If someone were to ask you what it means to be godly, how would you respond? Would you say that being godly means you love like God? Does it mean you are merciful like God? Does it mean that you are holy like God? Simply put, being godly is being like God. If we are Christians, we are to be godly, and when we practice all that God would have us to, we will be like Him! By inspiration, the apostle Peter writes that we are to “add to [our] faith virtue, to virtue knowledge, to knowledge self-control, to self-control perseverance, [and] to perseverance godliness” (2 Pet. 1:5-6, NKJV).

The specific word used by Peter for “godliness” is a word that signifies great piety, loyalty, and respect for God (BDAG). This type of admiration for God can only be produced in the one who first of all trusts in God with all “faith” (2 Pet. 1:5). It is a type of loyalty seen through one’s actions to possess “virtue” in all areas of life. It is a reverence that is so deeply rooted in the individual that his “knowledge” is filled with the things of God which exhibits itself in one’s “self-control” and “perseverance” through hard times. Godliness shows in one’s life because godliness is pervasive; God must be central to all that one does. 

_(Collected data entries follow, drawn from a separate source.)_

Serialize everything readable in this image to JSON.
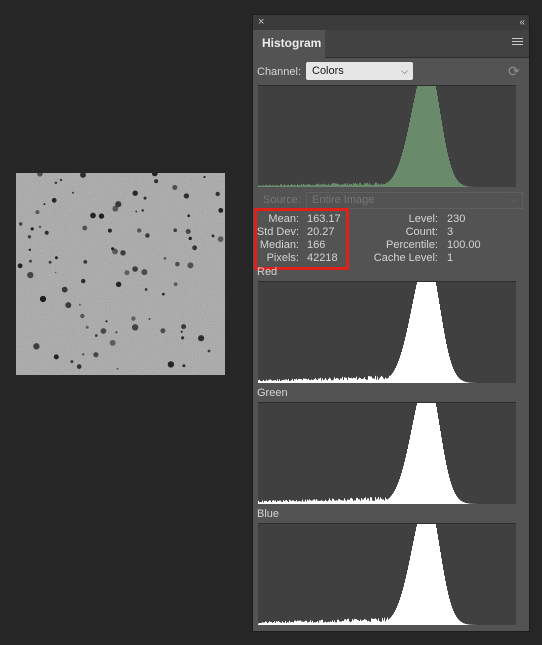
{
  "panel": {
    "close_glyph": "×",
    "collapse_glyph": "«",
    "tab_label": "Histogram",
    "menu_icon": "hamburger-menu-icon"
  },
  "channel": {
    "label": "Channel:",
    "selected": "Colors",
    "refresh_icon": "refresh-icon"
  },
  "source": {
    "label": "Source:",
    "selected": "Entire Image"
  },
  "stats": {
    "mean_label": "Mean:",
    "mean": "163.17",
    "std_label": "Std Dev:",
    "std": "20.27",
    "median_label": "Median:",
    "median": "166",
    "pixels_label": "Pixels:",
    "pixels": "42218",
    "level_label": "Level:",
    "level": "230",
    "count_label": "Count:",
    "count": "3",
    "percentile_label": "Percentile:",
    "percentile": "100.00",
    "cache_label": "Cache Level:",
    "cache": "1"
  },
  "channels": {
    "red": "Red",
    "green": "Green",
    "blue": "Blue"
  },
  "colors": {
    "composite_fill": "#6a8a6c",
    "channel_fill": "#ffffff",
    "highlight": "#e0201a"
  }
}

We as Christians are to be a godly people. The thoughts we think, the decisions we make, and the actions we take should all be driven by our pursuit for godliness. Paul says that we as the people of God are to “pursue … godliness” (1 Tim. 6:11). Godliness ought to be our pursuit because it is only through godliness that we can find true contentment (1 Tim. 6:6). Godly living has an impact on the type of person we currently are and who we would like to become (2 Pet. 3:11). This change will be seen not only through our growing faith, virtue, knowledge, self-control, or perseverance, but the change will be evident as we add “to godliness brotherly kindness, and to brotherly kindness love” (2 Pet. 1:7).